My first espresso machine arrived a month ago from Bella Barrista and I am loving it. Office shuts down at 11 for the Latte's. To date my latte art has included an amoba, a wiggly snake and a cactus.

Now In the process of speeding up the process by selling my Kinu and replacing it with a Niche.


----------



## Wobbit (Aug 16, 2015)

I love my Mara too, I have to same with the wooden bits! Once you have the niche our setups will match.

What levelling tool do you use? Do you find it helps with consistency?


----------



## Colinz (Jun 13, 2019)

Snap.

Drinking Monmouth this week and trying Red Brick next.


----------



## MildredM (Feb 13, 2017)

Congrats again, it great to hear your enthusiasm!


----------



## Colinz (Jun 13, 2019)

Hi Wobbit - I'm using a Motta, which arrived last week. I was getting bored with tapping this way and that in my attempts to level the coffee. I have this screwed right back so theres very little pressure applied by the Motta prior to tamping


----------



## Wobbit (Aug 16, 2015)

I may have to invest in one.


----------



## lake_m (Feb 4, 2017)

What a cutie! You say office, is this at work then? Beats the hell out of our BTC machine.


----------



## Colinz (Jun 13, 2019)

lake_m said:


> What a cutie! You say office, is this at work then? Beats the hell out of our BTC machine.


 Thanks lake_m. I work from home so can enjoy 24/7 espresso's with my Mara. As l don't have much spare worktop space this baby fits in perfectly.


----------



## DDoe (May 25, 2019)

I bought my Mara about a month ago from BB too (went for the black "bakelite style" knobs as I thought they made it look more retro). I also bought a Mignon to go with it, I think these look fairly retro too (can you tell I like the retro look ?). I originally thought I would upgrade to a Niche at sometime but I'm getting coffee I'm happy with (I'm never going to be a perfectionist or coffee geek) and decided a modern looking grinder would destroy the overall look.

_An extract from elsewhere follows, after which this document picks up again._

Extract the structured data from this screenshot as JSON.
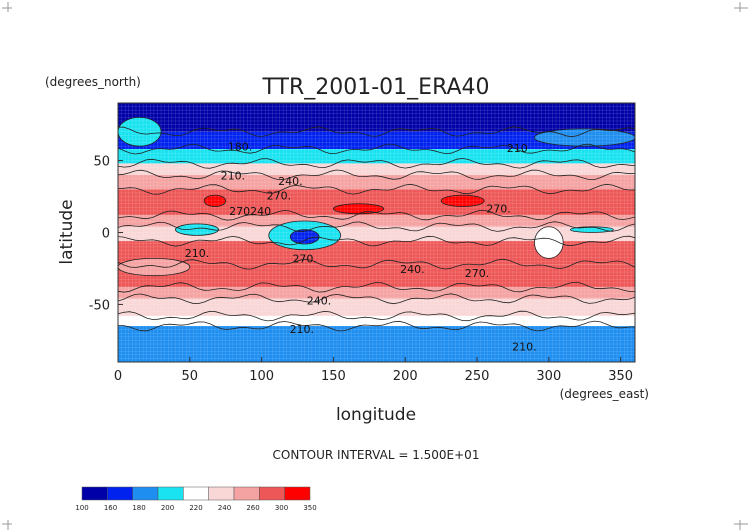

Good to see a couple of other folks are loving their Mara's too ?!


----------



## Colinz (Jun 13, 2019)

Just added this to my Mara - a Lelit naked filter with a 22g basket. Perfect for Square mile coffees


----------



## Wobbit (Aug 16, 2015)

Colinz said:


> Just added this to my Mara - a Lelit naked filter with a 22g basket. Perfect for Square mile coffees
> 
> View attachment 31527


 Ooo! where did you find this?


----------



## Colinz (Jun 13, 2019)

From those lovely guys at Bella Barista..

https://www.bellabarista.co.uk/lelit-wooden-handle-naked-porta-filter-handle.html


----------